We greatly appreciate the reviewers’ suggestion and would be more than happy to answer this question by conducting new experiments. We first tried to address whether BLM and RPA can unwind DNA in the absence of any externally applied force by employing an in vitro ensemble assay. However, as BLM and RPA can also initiate the DNA unwinding from the blunt-ended termini (Figure 3B) which raises difficulties in the experimental design and data analysis. Instead, we designed a single-molecule assay to answer this question. In this assay, we first incubated a relaxed DNA tether (under zero force) in a BLM and eGFP-hRPA channel for a short period time. Following that, we transported the DNA tether to a buffer channel wherein no unwinding occurred because of the absence of BLM, RPA and ATP. In this channel, we examined the fluorescence signal of eGFP-hRPA along the DNA tether under 10 pN. We found the existence of the unwound ssDNA on the tensioned DNA as well as one or two bright spots at the end of the newly generated ssDNA. This results strongly suggest that BLM and RPA can indeed unwind dsDNA from a nick in the absence of external force. We have added this set of data as Figure 3—figure supplement 2 and also incorporated this information in the revised manuscript by stating:

“Moreover, we demonstrated that BLM/RPA-mediated DNA unwinding can even take place in the absence of any externally applied force (Figure 3—figure supplement 2).” and “Notably, bidirectional DNA unwinding events were also observable under low and zero external forces (Figure 3—figure supplement 2 and Figure 4—figure supplement 2).”Other important issues to address:3) It is unclear how many nicks are present on each λ DNA molecule, which complicates the analysis of the initiation rate.

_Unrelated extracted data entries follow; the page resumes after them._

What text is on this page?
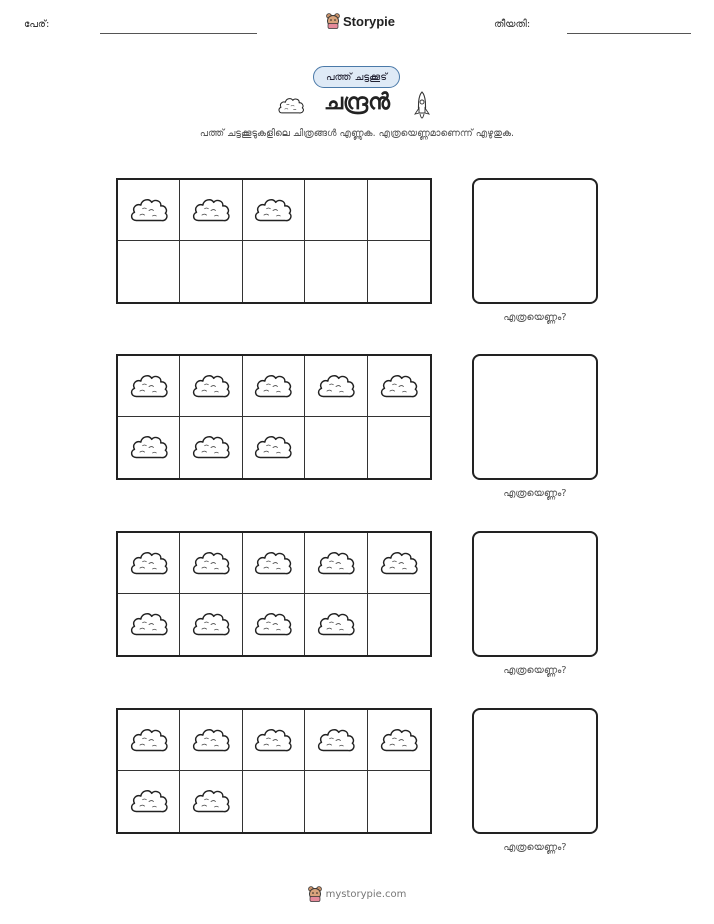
പേര്:	Storypie	തീയതി:
പത്ത് ചട്ടക്കൂട്
ചന്ദ്രൻ
പത്ത് ചട്ടക്കൂടുകളിലെ ചിത്രങ്ങൾ എണ്ണുക. എത്രയെണ്ണമാണെന്ന് എഴുതുക.
എത്രയെണ്ണം?
എത്രയെണ്ണം?
എത്രയെണ്ണം?
എത്രയെണ്ണം?
mystorypie.com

We apologize for not being explicit on describing our experiment. For the experiments with λ DNA, we can detect unwinding events along the template but not the number of nicks on it. In other words, the nicks that were not used to initiate dsDNA unwinding cannot be detected. Thus, it is impossible to analyze the initiation rate by using this DNA template. However, we can indeed calculate the initiation rate by the experiments with the 6.4 kbp DNA template which contains a single nick. In the presence of BLM alone, 25 traces in all 29 examined DNA tethers (86%) were found to be unwound from the single nick. In the presence of BLM and RPA, we found that nearly all examined DNA molecules (26 out of 27 examined traces) were unwound from the nick. This information was provided in the revised manuscript in the subsection “RPA activates BLM’s bidirectional unwinding from a nick”.

4) The authors should support their statements with statistical analyses (p values, errors, etc), especially considering a relatively small number of events in each class.

We thank the reviewer for the suggestion. We have incorporated them in the updated manuscript and provided source data as well. Please note that p-values have been provided in the revised figure legends.